Debe haber, necesariamente, una apertura de las tumbas a las familias de los republicanos allí enterrados que así lo reclamen.

Debe haber una apertura de las fosas para los familiares de los republicanos, para los que saben a ciencia cierta que están allí los restos de sus familiares y quieren recuperarlos, para aquellos que no quieren que yazcan al lado del dictador los que fueron fusilados por él o murieron por su culpa.

Debe abrirse el Valle a los que aspiran, lisa y llanamente, a enterrar en su pueblo, junto a sus familias, a los que fueron trasladados allí sin consultar a las familias, de forma clandestina, y como si fueran material de relleno ante el fracaso de la idea inicial, llenar el Valle de muertos franquistas.
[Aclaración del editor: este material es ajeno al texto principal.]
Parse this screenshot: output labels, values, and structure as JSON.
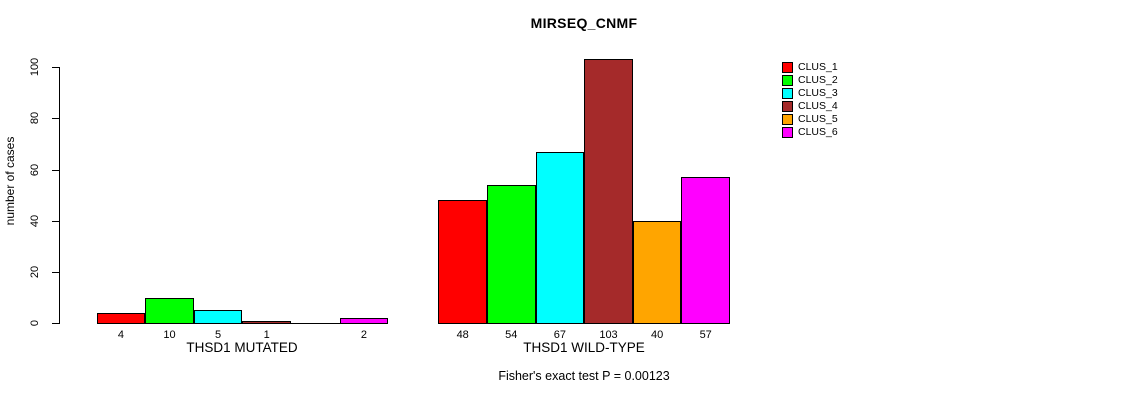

El Valle de los Caídos va a seguir existiendo, su reconversión estética es imposible. Al menos se trataría de rebajar en algo su carga simbólica franquista, de monumento hecho para certificar la victoria de unos y la derrota de otros.

Que los familiares que quieran recuperar a los republicanos allí enterrados puedan hacerlo.

Que los investigadores que quieran entrar en aquel lugar puedan hacerlo en la libertad que no había cuando se construyó y que tampoco llegó con la democracia.

Que todos los españoles que quieran enterrar a las víctimas de la Guerra Civil en paz y en el lugar que deseen puedan hacerlo y cerrar así sus heridas.